Ancient Greek Architecture and Pressure Distribution

Ancient Greek Architecture and Pressure Distribution

Ancient Greek Architecture and Pressure Distribution 1200 800 admin

Calling all architects! Do your little learners have what it takes to build a structure as strong as the Parthenon in Greece with just two materials? (Hint: it’s all in the pressure distribution!)

 

What you need:

  • Paper cups
  • Metal baking sheets

 

What you do:

This time, we don’t have too many instructions! This is all about trial and error. Try to build a structure using the cups and baking sheets that can hold up various household items. Can it hold up a dictionary? What about FIVE dictionaries? Can it hold up the family cat? Can you stand on it and have it hold YOU up? There is a way! Just find the right balance.
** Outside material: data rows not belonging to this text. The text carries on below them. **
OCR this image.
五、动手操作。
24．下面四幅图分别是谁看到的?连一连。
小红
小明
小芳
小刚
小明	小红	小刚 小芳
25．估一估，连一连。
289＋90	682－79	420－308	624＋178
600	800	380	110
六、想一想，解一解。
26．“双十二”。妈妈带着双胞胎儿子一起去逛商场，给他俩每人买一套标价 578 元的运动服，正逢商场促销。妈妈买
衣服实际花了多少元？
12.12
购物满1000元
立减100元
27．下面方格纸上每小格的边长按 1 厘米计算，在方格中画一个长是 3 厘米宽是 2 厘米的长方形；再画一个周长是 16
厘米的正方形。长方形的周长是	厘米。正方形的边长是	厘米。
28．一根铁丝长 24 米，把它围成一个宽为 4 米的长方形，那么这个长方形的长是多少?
Once kids have mastered that, challenge them to add more floors to their structure and try again.

Questions to consider:

  1. What structures held up the most weight?
  2. What worked better: more or less cups?
  3. Can you think of other materials that might work similarly?

 

Why it works:

If you try to stand on one paper cup, it’ll crush under the pressure of your weight. The trick is to fit as many cups as possible upside down under the cookie sheet. This is the principle of pressure distribution. The more cups, the more points for the pressure to spread over, making each cup take on a lighter load than just one cup handling the entire thing by itself. This is similar to the age-old bed of nails circus trick! When a performer lies on a bed of nails, the nails do not prick them because their body’s weight pressure is evenly distributed over many nails instead of focused on just one!